Observations: The data shows that in all four ponds, the total bacterial count increased significantly and the Vibrio sp. was nearly eradicated.
Conclusion: This trial illustrates that the composition of the present invention is very effective against Vibrio species in aquaculture. Additionally, the present composition is effective for effective increasing microbial count.

TRIAL 9
A trial was carried out to measure the effect of the composition of the present invention on the Average Body Weight(ABW) of Labeo Rohita and Catla Catla.
The treated ponds were dosed in prescribed dosage with the composition of Example 2.
The feed type, quantity and frequency were kept the same in the control and treated ponds.
FIG.10 provides the comparison of Average Body Weight(ABW) of Labeo Rohita and Catla Catla in control and treated ponds, from day 0 to 30 of the growth cycle.

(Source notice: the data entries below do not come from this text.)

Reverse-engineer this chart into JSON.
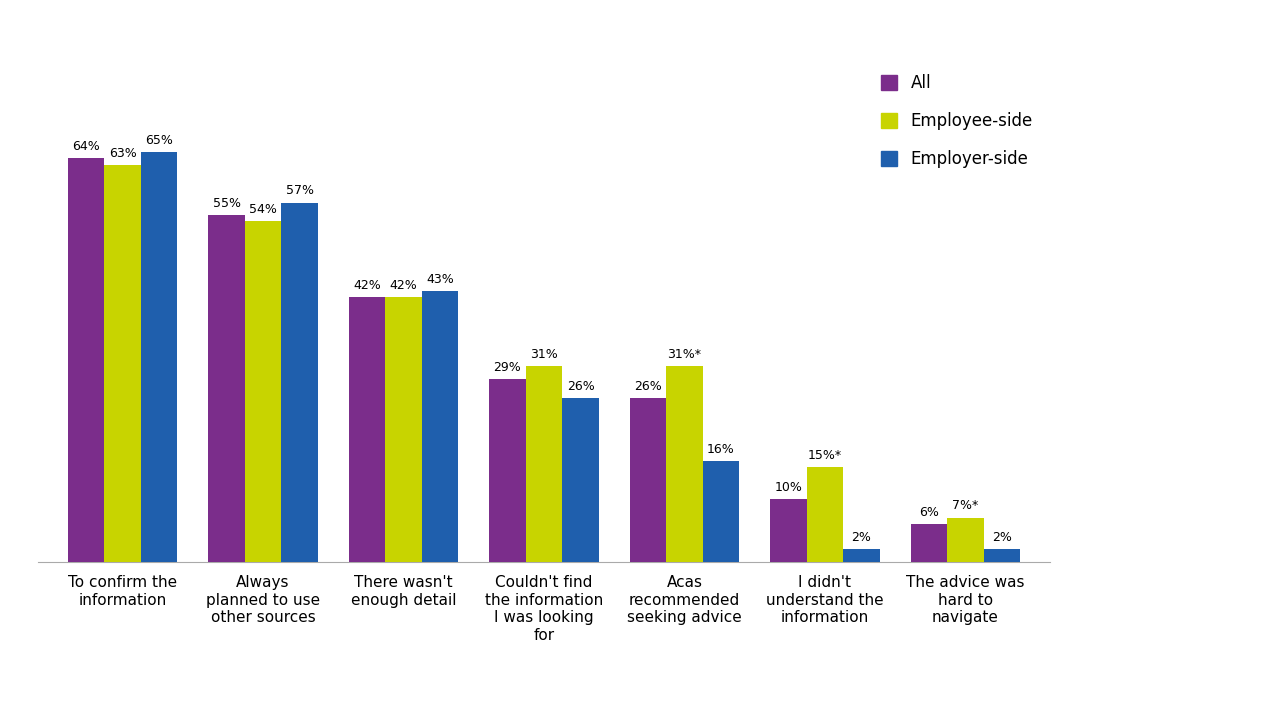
{
  "categories": [
    "To confirm the\ninformation",
    "Always\nplanned to use\nother sources",
    "There wasn't\nenough detail",
    "Couldn't find\nthe information\nI was looking\nfor",
    "Acas\nrecommended\nseeking advice",
    "I didn't\nunderstand the\ninformation",
    "The advice was\nhard to\nnavigate"
  ],
  "series": {
    "All": [
      64,
      55,
      42,
      29,
      26,
      10,
      6
    ],
    "Employee-side": [
      63,
      54,
      42,
      31,
      31,
      15,
      7
    ],
    "Employer-side": [
      65,
      57,
      43,
      26,
      16,
      2,
      2
    ]
  },
  "labels": {
    "All": [
      "64%",
      "55%",
      "42%",
      "29%",
      "26%",
      "10%",
      "6%"
    ],
    "Employee-side": [
      "63%",
      "54%",
      "42%",
      "31%",
      "31%*",
      "15%*",
      "7%*"
    ],
    "Employer-side": [
      "65%",
      "57%",
      "43%",
      "26%",
      "16%",
      "2%",
      "2%"
    ]
  },
  "colors": {
    "All": "#7B2D8B",
    "Employee-side": "#C8D400",
    "Employer-side": "#1F5FAD"
  },
  "legend_order": [
    "All",
    "Employee-side",
    "Employer-side"
  ],
  "bar_width": 0.26,
  "ylim": [
    0,
    80
  ],
  "background_color": "#ffffff",
  "label_fontsize": 9,
  "legend_fontsize": 12,
  "tick_fontsize": 11
}
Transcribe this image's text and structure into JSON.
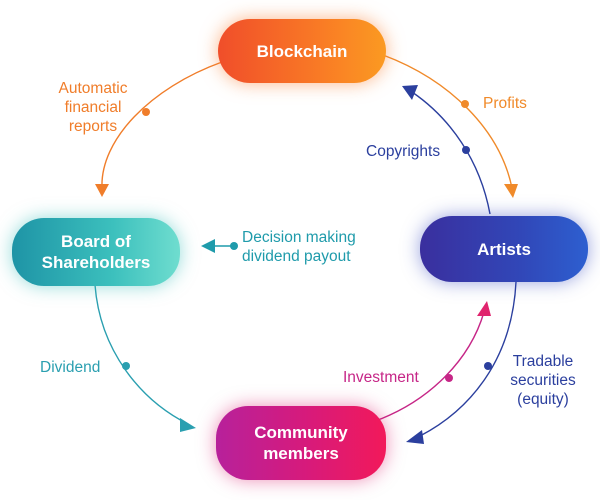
{
  "nodes": {
    "blockchain": {
      "label": "Blockchain"
    },
    "artists": {
      "label": "Artists"
    },
    "board": {
      "lines": [
        "Board of",
        "Shareholders"
      ]
    },
    "community": {
      "lines": [
        "Community",
        "members"
      ]
    }
  },
  "edges": {
    "automatic_reports": {
      "lines": [
        "Automatic",
        "financial",
        "reports"
      ]
    },
    "profits": {
      "label": "Profits"
    },
    "copyrights": {
      "label": "Copyrights"
    },
    "decision": {
      "lines": [
        "Decision making",
        "dividend payout"
      ]
    },
    "dividend": {
      "label": "Dividend"
    },
    "investment": {
      "label": "Investment"
    },
    "tradable": {
      "lines": [
        "Tradable",
        "securities",
        "(equity)"
      ]
    }
  },
  "colors": {
    "orange": "#f07d2a",
    "navy": "#2b3f9e",
    "teal": "#2a9fb0",
    "magenta": "#c62687"
  }
}
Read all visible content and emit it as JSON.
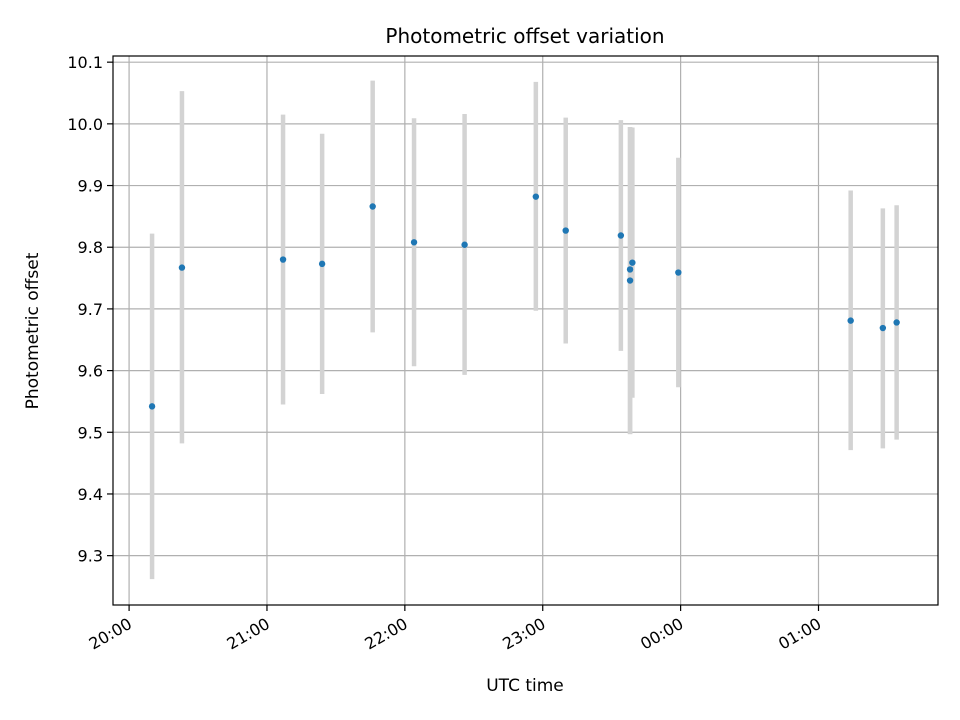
{
  "chart_data": {
    "type": "scatter",
    "title": "Photometric offset variation",
    "xlabel": "UTC time",
    "ylabel": "Photometric offset",
    "x_axis_kind": "time",
    "xlim": [
      "19:53",
      "01:52"
    ],
    "ylim": [
      9.22,
      10.11
    ],
    "grid": true,
    "x_ticks": [
      "20:00",
      "21:00",
      "22:00",
      "23:00",
      "00:00",
      "01:00"
    ],
    "y_ticks": [
      9.3,
      9.4,
      9.5,
      9.6,
      9.7,
      9.8,
      9.9,
      10.0,
      10.1
    ],
    "colors": {
      "points": "#1f77b4",
      "errorbars": "#d3d3d3",
      "grid": "#b0b0b0"
    },
    "points": [
      {
        "x": "20:10",
        "y": 9.542,
        "err_low": 9.262,
        "err_high": 9.822
      },
      {
        "x": "20:23",
        "y": 9.767,
        "err_low": 9.482,
        "err_high": 10.053
      },
      {
        "x": "21:07",
        "y": 9.78,
        "err_low": 9.545,
        "err_high": 10.015
      },
      {
        "x": "21:24",
        "y": 9.773,
        "err_low": 9.562,
        "err_high": 9.984
      },
      {
        "x": "21:46",
        "y": 9.866,
        "err_low": 9.662,
        "err_high": 10.07
      },
      {
        "x": "22:04",
        "y": 9.808,
        "err_low": 9.607,
        "err_high": 10.009
      },
      {
        "x": "22:26",
        "y": 9.804,
        "err_low": 9.593,
        "err_high": 10.016
      },
      {
        "x": "22:57",
        "y": 9.882,
        "err_low": 9.697,
        "err_high": 10.068
      },
      {
        "x": "23:10",
        "y": 9.827,
        "err_low": 9.644,
        "err_high": 10.01
      },
      {
        "x": "23:34",
        "y": 9.819,
        "err_low": 9.632,
        "err_high": 10.006
      },
      {
        "x": "23:38",
        "y": 9.764,
        "err_low": 9.497,
        "err_high": 9.995
      },
      {
        "x": "23:38",
        "y": 9.746,
        "err_low": 9.497,
        "err_high": 9.995
      },
      {
        "x": "23:39",
        "y": 9.775,
        "err_low": 9.556,
        "err_high": 9.994
      },
      {
        "x": "23:59",
        "y": 9.759,
        "err_low": 9.573,
        "err_high": 9.945
      },
      {
        "x": "01:14",
        "y": 9.681,
        "err_low": 9.471,
        "err_high": 9.892
      },
      {
        "x": "01:28",
        "y": 9.669,
        "err_low": 9.474,
        "err_high": 9.863
      },
      {
        "x": "01:34",
        "y": 9.678,
        "err_low": 9.488,
        "err_high": 9.868
      }
    ]
  }
}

Observation: By day 30 of the growth cycle, the Average Body Weight of Labeo Rohita and of Catla Catla improved by about 50% in the treated ponds.
Conclusion: The trial illustrates that the composition of the present invention is effective for increasing the weight of Labeo Rohita and Catla Catla, thus improving yield.

Those of ordinary skill in the art will also appreciate upon reading this specification and the description of embodiments herein that modifications and alterations to the composition and process may be made within the scope of the invention and it is intended that the scope of the invention disclosed herein be limited only by the broadest interpretation of the appended claims to which the inventors are legally entitled.